Le roi Roboam. Hans Holbein le Jeune, 1530. Fresque murale de la chambre du Conseil de la mairie de Bâle (Wikimedia).
Comparer la grosseur de son sexe à celui de Salomon
Sébastien Doane | 27 septembre 2021
Connaissez-vous le chapitre 12 du livre des Rois? Il relate la division du royaume de Salomon qui, après sa mort, est divisé en deux : Israël au nord et Juda au sud. Dans le récit de ce schisme important, on retrouve un euphémisme des plus crus.
Salomon, fils de David, était roi pendant 40 ans. Selon le livre des Rois, son règne est marqué par une grande prospérité, une grande sagesse et plusieurs femmes (300 femmes et 700 concubines!).
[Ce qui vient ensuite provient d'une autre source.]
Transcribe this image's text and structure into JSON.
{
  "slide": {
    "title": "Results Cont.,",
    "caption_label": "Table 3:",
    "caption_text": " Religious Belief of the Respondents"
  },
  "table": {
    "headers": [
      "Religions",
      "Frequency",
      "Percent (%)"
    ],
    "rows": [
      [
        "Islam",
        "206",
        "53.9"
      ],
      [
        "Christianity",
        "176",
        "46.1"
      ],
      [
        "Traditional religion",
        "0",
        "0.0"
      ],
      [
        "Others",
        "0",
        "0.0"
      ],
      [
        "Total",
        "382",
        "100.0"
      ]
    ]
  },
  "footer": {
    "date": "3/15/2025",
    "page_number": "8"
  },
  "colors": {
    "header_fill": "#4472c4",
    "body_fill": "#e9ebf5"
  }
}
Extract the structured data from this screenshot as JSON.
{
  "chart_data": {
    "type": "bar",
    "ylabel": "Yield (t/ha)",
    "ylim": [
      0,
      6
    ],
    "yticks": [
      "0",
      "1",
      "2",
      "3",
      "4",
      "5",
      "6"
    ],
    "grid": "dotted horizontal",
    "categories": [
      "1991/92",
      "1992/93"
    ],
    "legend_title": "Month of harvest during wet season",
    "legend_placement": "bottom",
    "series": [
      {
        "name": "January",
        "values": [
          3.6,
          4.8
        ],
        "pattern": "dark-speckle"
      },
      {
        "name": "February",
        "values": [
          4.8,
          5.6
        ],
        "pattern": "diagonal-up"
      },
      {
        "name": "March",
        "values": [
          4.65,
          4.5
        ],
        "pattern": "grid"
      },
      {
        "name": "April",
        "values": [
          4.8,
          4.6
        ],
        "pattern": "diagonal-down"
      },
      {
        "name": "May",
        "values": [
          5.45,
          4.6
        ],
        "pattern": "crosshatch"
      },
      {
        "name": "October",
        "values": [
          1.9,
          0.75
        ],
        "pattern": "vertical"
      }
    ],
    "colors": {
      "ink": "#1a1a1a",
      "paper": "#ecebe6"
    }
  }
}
À son décès, le peuple exprime que cette richesse a été bâtie sur leur dos et veulent que son successeur soit moins tyrannique : « Ton père a rendu lourd notre joug ; toi maintenant, allège la lourde servitude de ton père et le joug pesant qu’il nous a imposé, et nous te servirons. » (1 Rois 12,4)
Roboam, fils de Salomon, demande conseil aux anciens qui avaient été au service de son père. Ils recommandent de répondre au peuple par de bonnes paroles. À l’inverse, de jeunes gens, amis de Roboam, l’invitent à répondre : « Mon petit (doigt) est plus gros que le motnayim de mon père! »
Le sens de cette invective dépend de la traduction d’un mot hébreu qui peut signifier la taille, les reins, le pénis ou les organes génitaux. La plupart des traductions francophones choisissent « reins ». Ce choix permet d’éviter de parler de sexualité, mais le rapport entre la grosseur d’un doigt et celle des reins est plus ou moins incompréhensible. Au contraire, la phrase est beaucoup plus claire en traduisant : « Mon petit doigt est plus gros que le pénis de mon père! » Ainsi, le fils est désigné comme plus puissant sexuellement et politiquement que son père.
Ce mot hébreu est aussi employé en Exode 28,42 pour décrire ce qui est caché par les caleçons des prêtres. Notons qu’il est aussi utilisé en Isaïe 21,3 pour décrire les organes féminins d’une femme qui accouche.
Dans le contexte du débat avec le peuple, les jeunes gens veulent que Roboam affirme sa puissance par cette comparaison crue. La suite de la réponse des jeunes invite Roboam à augmenter le joug de son père en remplaçant les fouets de Salomon par des lanières cloutées. Roboam suit la suggestion de ses amis d’affirmer que son joug sera plus imposant, mais il omet la comparaison génitale lorsqu’il parle au peuple (1 Rois 12,14). Le résultat : les gens se révoltent et le royaume se scinde en deux. Sur le plan théologique, ce schisme est la réponse aux infidélités de Salomon avec des divinités étrangères. Sur le plan humain, c’est l’ambition d’un jeune roi voulant être plus tyrannique que son père.
Le lien entre la grosseur de la génitalité masculine et la politique trouve des échos dans le monde moderne. Stormy Daniels, actrice de film pornographique, a publié un livre dans lequel elle décrit l’aspect et la taille du pénis de Donald Trump. Aux temps bibliques comme aujourd’hui, les discours qui mélangent la politique et la génitalité masculine ne sont pas les plus spirituels…
Sébastien Doane est professeur d’exégèse biblique à la Faculté de théologie et de sciences religieuses de l’Université Laval (Québec).